Suddenly, I heard Sheriff Strong’s voice rising from the ground beneath us. He’d come out of the tunnel and was forcing Dr. Bellingham into a sitting position, pulling his hands behind him.
Summer and Jemma stood nearby as if ready to pounce again.
“This is none of your affair,” Dr. Bellingham protested as the sheriff began to handcuff him.
“You can stop talking now, or I can make you,” the sheriff said, surprising me with the disdain that replaced his usual stoicism. He despised this man as much as I did.
Dr. Bellingham let out a breath. “I want to speak with my lawyer.”
“In due time,” Charlie told him, his tone icy. He was angry, and Dr. Bellingham knew it.

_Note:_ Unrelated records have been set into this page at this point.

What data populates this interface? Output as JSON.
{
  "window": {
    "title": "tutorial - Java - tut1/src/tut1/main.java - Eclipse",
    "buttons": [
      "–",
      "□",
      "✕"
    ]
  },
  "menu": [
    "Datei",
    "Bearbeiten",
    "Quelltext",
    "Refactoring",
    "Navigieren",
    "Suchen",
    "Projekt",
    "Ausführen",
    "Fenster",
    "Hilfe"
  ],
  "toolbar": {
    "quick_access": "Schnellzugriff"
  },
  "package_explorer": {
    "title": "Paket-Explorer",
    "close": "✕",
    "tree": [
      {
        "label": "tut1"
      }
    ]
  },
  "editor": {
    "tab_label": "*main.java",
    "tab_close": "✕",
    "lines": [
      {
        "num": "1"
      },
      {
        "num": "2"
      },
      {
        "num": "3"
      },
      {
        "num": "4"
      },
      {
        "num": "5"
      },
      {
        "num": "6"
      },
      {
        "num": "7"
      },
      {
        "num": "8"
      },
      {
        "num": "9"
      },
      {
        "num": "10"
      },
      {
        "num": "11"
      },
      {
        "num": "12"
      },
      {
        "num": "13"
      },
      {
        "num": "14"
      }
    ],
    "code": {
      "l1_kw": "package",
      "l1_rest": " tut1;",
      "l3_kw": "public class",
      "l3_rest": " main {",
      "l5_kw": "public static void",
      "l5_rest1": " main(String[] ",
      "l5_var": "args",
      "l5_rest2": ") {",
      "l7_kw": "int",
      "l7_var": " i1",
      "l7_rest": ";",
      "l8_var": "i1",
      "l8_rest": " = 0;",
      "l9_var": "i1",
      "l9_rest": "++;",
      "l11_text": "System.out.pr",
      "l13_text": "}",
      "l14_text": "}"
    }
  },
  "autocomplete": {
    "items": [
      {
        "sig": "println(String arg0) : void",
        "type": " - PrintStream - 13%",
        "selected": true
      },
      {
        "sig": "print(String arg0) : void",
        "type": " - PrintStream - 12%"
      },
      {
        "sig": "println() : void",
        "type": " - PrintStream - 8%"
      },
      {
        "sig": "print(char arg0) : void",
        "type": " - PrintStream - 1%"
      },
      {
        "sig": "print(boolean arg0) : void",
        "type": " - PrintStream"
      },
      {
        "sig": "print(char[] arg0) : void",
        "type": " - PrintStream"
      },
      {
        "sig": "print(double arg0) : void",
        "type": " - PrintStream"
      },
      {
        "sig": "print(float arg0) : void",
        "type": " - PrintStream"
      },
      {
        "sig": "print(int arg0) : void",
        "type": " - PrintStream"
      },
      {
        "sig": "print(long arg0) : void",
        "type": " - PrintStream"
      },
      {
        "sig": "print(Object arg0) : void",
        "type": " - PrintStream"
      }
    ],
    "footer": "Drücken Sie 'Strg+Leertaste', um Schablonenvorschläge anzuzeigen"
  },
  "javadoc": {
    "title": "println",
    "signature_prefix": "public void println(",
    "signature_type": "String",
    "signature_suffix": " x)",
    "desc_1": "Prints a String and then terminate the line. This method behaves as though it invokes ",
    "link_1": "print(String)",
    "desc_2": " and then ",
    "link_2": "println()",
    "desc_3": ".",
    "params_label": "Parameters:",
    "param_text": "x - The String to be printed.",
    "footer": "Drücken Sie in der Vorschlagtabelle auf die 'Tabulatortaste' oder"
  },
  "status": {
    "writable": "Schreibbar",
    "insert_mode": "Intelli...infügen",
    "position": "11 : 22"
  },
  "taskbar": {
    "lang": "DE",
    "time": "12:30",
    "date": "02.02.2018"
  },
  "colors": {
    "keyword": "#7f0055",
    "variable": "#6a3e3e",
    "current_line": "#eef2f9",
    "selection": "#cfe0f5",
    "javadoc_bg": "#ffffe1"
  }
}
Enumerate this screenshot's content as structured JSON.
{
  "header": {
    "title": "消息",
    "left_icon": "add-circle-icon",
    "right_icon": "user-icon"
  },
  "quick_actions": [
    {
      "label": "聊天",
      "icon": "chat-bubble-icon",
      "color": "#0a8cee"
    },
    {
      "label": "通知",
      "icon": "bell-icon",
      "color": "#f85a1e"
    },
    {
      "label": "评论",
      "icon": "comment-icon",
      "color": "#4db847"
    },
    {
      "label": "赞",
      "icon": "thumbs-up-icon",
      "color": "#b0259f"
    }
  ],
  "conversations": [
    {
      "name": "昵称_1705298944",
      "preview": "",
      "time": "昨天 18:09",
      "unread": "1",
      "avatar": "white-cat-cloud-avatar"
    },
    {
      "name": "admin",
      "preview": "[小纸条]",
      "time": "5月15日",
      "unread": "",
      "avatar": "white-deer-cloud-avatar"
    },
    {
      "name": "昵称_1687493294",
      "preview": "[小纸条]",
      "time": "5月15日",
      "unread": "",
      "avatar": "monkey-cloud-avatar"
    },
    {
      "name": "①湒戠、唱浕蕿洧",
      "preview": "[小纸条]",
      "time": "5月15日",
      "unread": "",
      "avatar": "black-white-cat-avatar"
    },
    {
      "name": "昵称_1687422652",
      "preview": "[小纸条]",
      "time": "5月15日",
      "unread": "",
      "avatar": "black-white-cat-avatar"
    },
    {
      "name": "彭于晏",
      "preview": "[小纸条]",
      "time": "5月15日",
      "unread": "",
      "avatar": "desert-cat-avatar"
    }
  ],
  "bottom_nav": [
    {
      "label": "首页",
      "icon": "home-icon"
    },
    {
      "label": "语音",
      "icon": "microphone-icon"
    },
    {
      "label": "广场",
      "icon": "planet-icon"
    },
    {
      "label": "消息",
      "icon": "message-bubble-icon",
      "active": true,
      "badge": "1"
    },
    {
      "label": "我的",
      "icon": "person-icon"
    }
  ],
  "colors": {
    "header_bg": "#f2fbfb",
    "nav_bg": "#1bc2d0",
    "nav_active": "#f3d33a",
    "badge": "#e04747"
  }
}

Katie’s cries quieted even though the look of terror remained. “He said… he told me…” She stopped and caught her breath.
“Take your time,” I said softly.
“Jim… he said that he… he put the crown in your aunt’s room… and he…” She caught her breath again. “He killed Mr. Finch.”
It was the confirmation I needed. I looked at the sheriff, who nodded to signal that he’d heard.
“I know,” I told her as she broke into a sob. “You’re all right now.”
“My guys are right behind,” the sheriff said loudly enough for all of us to hear. “We’ll get Bellingham down to the station and finish this thing. Good work, ladies.”
It was three words, but three words that echoed both in the greenhouse and in my mind as I kept one arm around Katie’s shoulder. I had the sudden realization of what Dr. Bellingham’s arrest would mean: Aunt DeeDee would be released.
I stifled a tight cry as I attempted to keep the tears at bay.
My aunt would be safe and all would be right in this strange little pageant world.
I let out a heavy breath I’d been holding.
I hadn’t heard such good news in a long time.
If I could still place in this pageant, then I could keep Momma’s house and restart my life.
My heart might explode before the weekend was out.
It took a few minutes for the other police to arrive and twice during that time, the sheriff congratulated us on our detective skills as well as on the physical work of capturing Dr. Bellingham, who continued to request his lawyer.
While the sheriff and his deputy took Dr. Bellingham into custody, and Summer and Jemma stayed near Katie, I decided to take a quick look around this part of the property to ensure that the archives were as we’d left them that afternoon.
I hurried to the original house and to the back room where the archives were kept.
The light from a flashlight I’d found shone across the boxes, and I looked over my shoulder, almost anticipating someone following me.
No one was there, but one of the boxes—the one labeled Misc. —was overturned and empty.